Several cells of the TE are usually biopsied when we perform a Preimplantation Genetic Test (PGT-A) and are analyzed by Next generation sequencing (NGS) to make a selection of those embryos free of chromosomal alterations. As we will see later, to assess and classify the quality of a blastocyst we base on its size or expansion of the cavity or blastocele and on the morphology of the ICM and TE.
Advantages of transferring a blastocyst embryo: Natural selection of the best developing embryos
Transferring a blastocyst has the following benefits:
- A better embryo selection is possible. The embryos that reach this stage have a greater capacity to implant and achieve an evolutive pregnancy, since they have overcome possible developmental blocks that usually occur in the early stages.

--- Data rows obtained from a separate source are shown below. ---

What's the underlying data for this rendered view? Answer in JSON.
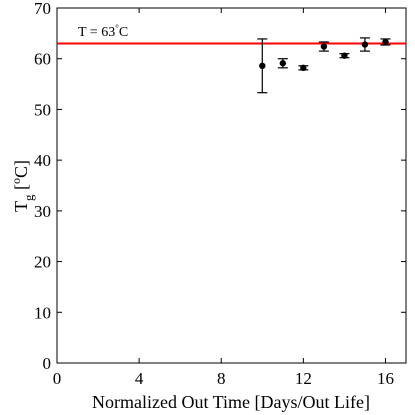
{
  "chart_data": {
    "type": "scatter",
    "title": "",
    "xlabel": "Normalized Out Time [Days/Out Life]",
    "ylabel": {
      "base": "T",
      "sub": "g",
      "open": " [",
      "sup": "o",
      "unit": "C]"
    },
    "xlim": [
      0,
      17
    ],
    "ylim": [
      0,
      70
    ],
    "xticks": [
      0,
      4,
      8,
      12,
      16
    ],
    "yticks": [
      0,
      10,
      20,
      30,
      40,
      50,
      60,
      70
    ],
    "grid": false,
    "points": [
      {
        "x": 10,
        "y": 58.6,
        "err": 5.3
      },
      {
        "x": 11,
        "y": 59.1,
        "err": 0.9
      },
      {
        "x": 12,
        "y": 58.2,
        "err": 0.4
      },
      {
        "x": 13,
        "y": 62.4,
        "err": 0.9
      },
      {
        "x": 14,
        "y": 60.6,
        "err": 0.4
      },
      {
        "x": 15,
        "y": 62.8,
        "err": 1.3
      },
      {
        "x": 16,
        "y": 63.3,
        "err": 0.6
      }
    ],
    "reference_line": {
      "y": 63,
      "color": "#ff0000",
      "label": {
        "prefix": "T = 63",
        "deg": "°",
        "suffix": "C"
      }
    },
    "marker_color": "#000000"
  }
}
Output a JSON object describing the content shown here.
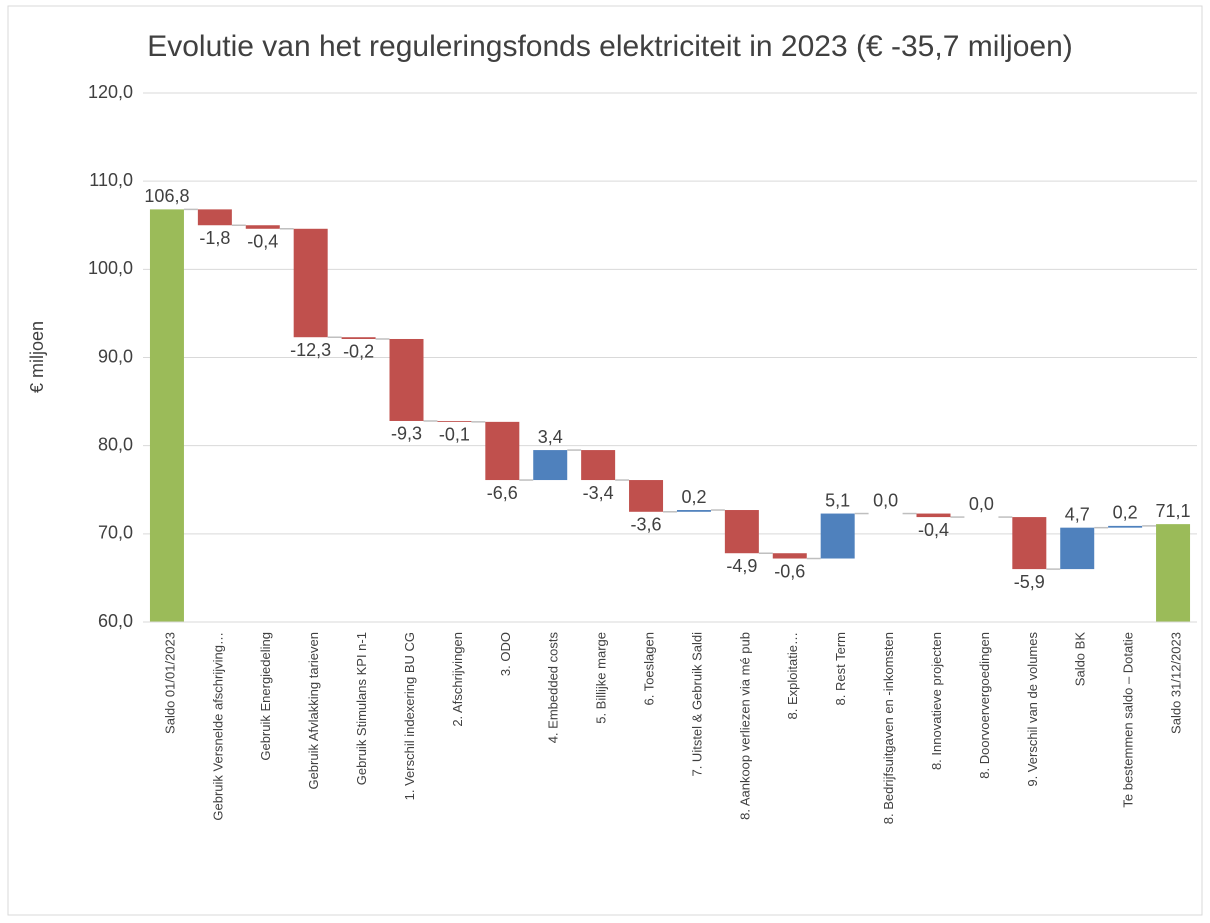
{
  "chart_data": {
    "type": "waterfall",
    "title": "Evolutie van het reguleringsfonds elektriciteit in 2023 (€ -35,7 miljoen)",
    "y_label": "€ miljoen",
    "categories": [
      "Saldo 01/01/2023",
      "Gebruik Versnelde afschrijving…",
      "Gebruik Energiedeling",
      "Gebruik Afvlakking tarieven",
      "Gebruik Stimulans KPI n-1",
      "1. Verschil indexering BU CG",
      "2. Afschrijvingen",
      "3. ODO",
      "4. Embedded costs",
      "5. Billijke marge",
      "6. Toeslagen",
      "7. Uitstel & Gebruik Saldi",
      "8. Aankoop verliezen via mé pub",
      "8. Exploitatie…",
      "8. Rest Term",
      "8. Bedrijfsuitgaven en -inkomsten",
      "8. Innovatieve projecten",
      "8. Doorvoervergoedingen",
      "9. Verschil van de volumes",
      "Saldo BK",
      "Te bestemmen saldo – Dotatie",
      "Saldo 31/12/2023"
    ],
    "values": [
      106.8,
      -1.8,
      -0.4,
      -12.3,
      -0.2,
      -9.3,
      -0.1,
      -6.6,
      3.4,
      -3.4,
      -3.6,
      0.2,
      -4.9,
      -0.6,
      5.1,
      0.0,
      -0.4,
      0.0,
      -5.9,
      4.7,
      0.2,
      71.1
    ],
    "value_labels": [
      "106,8",
      "-1,8",
      "-0,4",
      "-12,3",
      "-0,2",
      "-9,3",
      "-0,1",
      "-6,6",
      "3,4",
      "-3,4",
      "-3,6",
      "0,2",
      "-4,9",
      "-0,6",
      "5,1",
      "0,0",
      "-0,4",
      "0,0",
      "-5,9",
      "4,7",
      "0,2",
      "71,1"
    ],
    "totals": [
      true,
      false,
      false,
      false,
      false,
      false,
      false,
      false,
      false,
      false,
      false,
      false,
      false,
      false,
      false,
      false,
      false,
      false,
      false,
      false,
      false,
      true
    ],
    "colors": [
      "#9bbb59",
      "#c0504d",
      "#c0504d",
      "#c0504d",
      "#c0504d",
      "#c0504d",
      "#c0504d",
      "#c0504d",
      "#4f81bd",
      "#c0504d",
      "#c0504d",
      "#4f81bd",
      "#c0504d",
      "#c0504d",
      "#4f81bd",
      "#c0504d",
      "#c0504d",
      "#4f81bd",
      "#c0504d",
      "#4f81bd",
      "#4f81bd",
      "#9bbb59"
    ],
    "ylim": [
      60,
      120
    ],
    "yticks": [
      {
        "value": 60,
        "label": "60,0"
      },
      {
        "value": 70,
        "label": "70,0"
      },
      {
        "value": 80,
        "label": "80,0"
      },
      {
        "value": 90,
        "label": "90,0"
      },
      {
        "value": 100,
        "label": "100,0"
      },
      {
        "value": 110,
        "label": "110,0"
      },
      {
        "value": 120,
        "label": "120,0"
      }
    ],
    "grid": true
  }
}
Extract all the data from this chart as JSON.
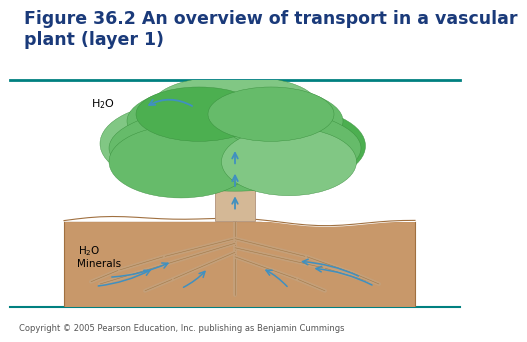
{
  "title": "Figure 36.2 An overview of transport in a vascular\nplant (layer 1)",
  "title_color": "#1a3a7a",
  "title_fontsize": 12.5,
  "copyright": "Copyright © 2005 Pearson Education, Inc. publishing as Benjamin Cummings",
  "copyright_fontsize": 6.0,
  "background_color": "#ffffff",
  "header_line_color": "#008080",
  "footer_line_color": "#008080",
  "label_color": "#000000",
  "arrow_color": "#4090c0",
  "soil_color": "#c8986a",
  "trunk_color": "#d4b896",
  "trunk_edge": "#b0927a",
  "root_color": "#c4a07a",
  "canopy_color": "#66bb6a",
  "canopy_color2": "#81c784",
  "canopy_color3": "#4caf50"
}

- That is why we usually limit the number of blastocysts in each transfer to 1, avoiding the risk of a multiple pregnancy.
- The development of new media and better culture conditions allow us to reach blastocyst formation percentages above 60%. The optimization of vitrification techniques guarantees the freezing in the blastocyst stage with high success rates.
- There is a better physiological synchronization between the embryo and the endometrium, since it is naturally at this stage that the embryo reaches the uterine cavity. In addition, there is a lower percentage of uterine contractions at the time of transfer, which favors embryo implantation.
- Due to the selection process mentioned in the first point, blastocysts present a lower percentage of chromosomal alterations or aneuploidies.
- The performance of an embryonic biopsy in PGT-A cycles should be done at the blastocyst stage, since it has been demonstrate that the embryo is not damaged.
Types of classification of blastocysts
The Spanish Association for the Study of Reproduction Biology (ASEBIR) classifies blastocysts into 4 different categories (A, B, C and D) based on the characteristics of the ICM and TE and their expansion. It is also a dynamic classification system that takes embryo evolution into account on day four and/or five of development.
Blastocysts that are assigned a category A classification are optimum quality blastocysts that have the greatest ability to implant. Category B blastocysts are good quality blastocysts with an elevated ability to implant. Category C refers to blastocysts with an average quality level and average ability to implant whilst category D blastocysts are poor quality blastocysts that are unlikely to lead to gestation.
However, the most standardised international classification system and the one that is used worldwide is the Gardner and Schoolcraft (1999) classification system. It only takes into account a single observation on the fifth or sixth day of development. Expansion is assessed in 6 stages, from the least to the most. From grade 3 onwards, there is a morphological criteria to divide ICM and TE into 3 categories, from the poorest to the best quality based on the number of cells, their cohesion and their appearance (A, B and C). The best gestation rates are obtained by transferring blastocysts that are quality 4AA or higher.
Apart from a comparison of the blastocyst’s morphology, other morphological criteria for choosing one blastocyst over another can be taken into account. These include the thickness of the external layer (zona pellucida), the presence of signs of eclosion and embryo quality during previous stages.
Embryologist training is key to classifying blastocysts correctly and always transferring the embryo with the greatest ability to lead to gestation.